Balas de borracha poderão ser usadas pela Polícia Militar no Rio

Subsecretário Roberto Azir confirmou permissão para agentes da cidade

Felipe Werneck, O Estado de S. Paulo

31 de maio de 2014 | 04h39

RIO - A Polícia Militar do Rio de Janeiro está autorizada a usar balas de borracha em manifestações de rua durante a Copa do Mundo. A confirmação foi dada ontem pelo subsecretário estadual de Grandes Eventos da pasta da Segurança, Roberto Alzir. Em outubro, após denúncias de violência policial na repressão a protestos, o comando da PM havia proibido o uso da munição de borracha.

"Não há restrição ao uso de balas de borracha no Rio", afirmou Alzir em entrevista coletiva no Centro Integrado de Comando e Controle Regional (CICCR). No entanto, de acordo com boletim interno da PM assinado pelo comandante da corporação, coronel José Luís Castro Menezes, a munição de borracha não deve ser utilizada "sob nenhum pretexto". A determinação teve efeito: desde outubro, a PM deixou de usar esse tipo de armamento durante o trabalho de contenção de manifestações na cidade.

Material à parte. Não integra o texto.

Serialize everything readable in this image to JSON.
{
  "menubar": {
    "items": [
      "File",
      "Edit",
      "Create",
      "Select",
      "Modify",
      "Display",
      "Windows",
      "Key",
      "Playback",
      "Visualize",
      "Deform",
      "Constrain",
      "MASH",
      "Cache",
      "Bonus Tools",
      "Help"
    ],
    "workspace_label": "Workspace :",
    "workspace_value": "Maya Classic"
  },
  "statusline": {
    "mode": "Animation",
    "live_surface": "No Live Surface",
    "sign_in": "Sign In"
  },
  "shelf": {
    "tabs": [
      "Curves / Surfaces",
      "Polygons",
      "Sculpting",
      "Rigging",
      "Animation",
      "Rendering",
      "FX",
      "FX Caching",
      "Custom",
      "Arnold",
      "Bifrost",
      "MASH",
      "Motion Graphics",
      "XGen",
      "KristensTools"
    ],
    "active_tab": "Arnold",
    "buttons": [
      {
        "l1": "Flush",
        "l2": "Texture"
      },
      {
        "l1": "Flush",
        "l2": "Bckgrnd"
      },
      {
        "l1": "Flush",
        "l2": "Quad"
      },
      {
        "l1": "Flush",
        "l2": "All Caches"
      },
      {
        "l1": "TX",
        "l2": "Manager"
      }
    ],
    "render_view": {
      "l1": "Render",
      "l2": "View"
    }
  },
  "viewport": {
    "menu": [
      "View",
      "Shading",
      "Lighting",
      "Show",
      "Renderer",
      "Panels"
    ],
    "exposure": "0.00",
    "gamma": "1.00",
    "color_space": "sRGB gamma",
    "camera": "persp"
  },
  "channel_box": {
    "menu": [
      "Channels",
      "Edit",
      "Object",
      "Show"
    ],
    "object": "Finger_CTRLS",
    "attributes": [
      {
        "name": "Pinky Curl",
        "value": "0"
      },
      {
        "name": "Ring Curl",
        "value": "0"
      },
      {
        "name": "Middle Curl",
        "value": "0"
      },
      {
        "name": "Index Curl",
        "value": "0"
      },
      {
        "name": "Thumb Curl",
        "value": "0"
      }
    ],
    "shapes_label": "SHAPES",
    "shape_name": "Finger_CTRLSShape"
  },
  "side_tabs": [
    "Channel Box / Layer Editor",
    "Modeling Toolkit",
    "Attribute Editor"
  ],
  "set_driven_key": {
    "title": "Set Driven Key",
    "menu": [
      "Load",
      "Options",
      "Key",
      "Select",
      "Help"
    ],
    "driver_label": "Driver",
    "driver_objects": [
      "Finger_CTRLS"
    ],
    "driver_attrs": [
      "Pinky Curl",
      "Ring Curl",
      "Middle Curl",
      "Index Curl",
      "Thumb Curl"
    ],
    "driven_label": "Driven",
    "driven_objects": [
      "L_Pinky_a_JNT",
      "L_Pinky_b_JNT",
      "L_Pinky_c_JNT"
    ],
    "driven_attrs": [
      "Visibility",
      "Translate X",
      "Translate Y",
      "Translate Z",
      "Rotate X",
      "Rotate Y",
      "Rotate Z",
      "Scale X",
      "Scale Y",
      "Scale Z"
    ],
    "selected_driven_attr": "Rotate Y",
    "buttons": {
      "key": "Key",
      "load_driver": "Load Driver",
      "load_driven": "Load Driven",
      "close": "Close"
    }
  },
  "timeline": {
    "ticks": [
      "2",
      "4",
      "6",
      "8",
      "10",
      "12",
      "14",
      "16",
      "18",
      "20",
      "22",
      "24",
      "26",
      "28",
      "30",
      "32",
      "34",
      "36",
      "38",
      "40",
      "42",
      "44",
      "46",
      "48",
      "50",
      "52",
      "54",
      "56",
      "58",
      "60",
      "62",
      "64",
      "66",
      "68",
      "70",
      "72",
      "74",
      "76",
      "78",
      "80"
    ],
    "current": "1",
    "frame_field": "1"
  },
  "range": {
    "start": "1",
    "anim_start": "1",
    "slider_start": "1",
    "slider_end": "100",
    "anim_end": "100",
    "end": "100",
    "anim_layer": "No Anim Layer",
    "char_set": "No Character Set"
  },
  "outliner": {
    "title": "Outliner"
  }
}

Indagado pelo Estado sobre a norma, Alzir primeiro negou que ela exista. Depois, no fim da entrevista, ele voltou ao tema e afirmou que se tratava apenas de "uma orientação, uma estratégia" do coronel Castro.

Para Alzir, o recurso seria usado em "quase último caso". "Fica sob análise da Polícia Militar a conveniência ou não da utilização desse tipo de armamento. A ideia do uso da força é ser sempre gradual e a bala de borracha está bem próxima do armamento letal. A PM procura usar um escalonamento até chegar ao uso dela, que não tem sido necessário. Mas num cenário mais agudo e mais complexo, que esperamos não encontrar durante a Copa do Mundo, não haveria impedimento legal para o uso de balas de borracha."

Exército. Alzir e o delegado federal Anderson Bichara, coordenador do CICCR, anunciaram que a presidente Dilma Rousseff já autorizou o uso das Forças Armadas no policiamento ostensivo durante a Copa. Os militares devem acompanhar o deslocamento da seleção brasileira amanhã, de Teresópolis para o Aeroporto do Galeão, além de policiar pontos turísticos, hotéis e rotas de delegações. Exército, Marinha e Aeronáutica colocaram 5.300 homens à disposição do governo do Rio, que terá o reforço de 2.900 PMs recém-formados.

"A Copa é um evento que não pode parar. As medidas necessárias serão adotadas para controlar as manifestações, dentro da técnica e do diálogo possível. Se descambarem para a violência, a polícia está apta a usar a força necessária. Teremos a maior operação de segurança da história do Rio", disse Alzir.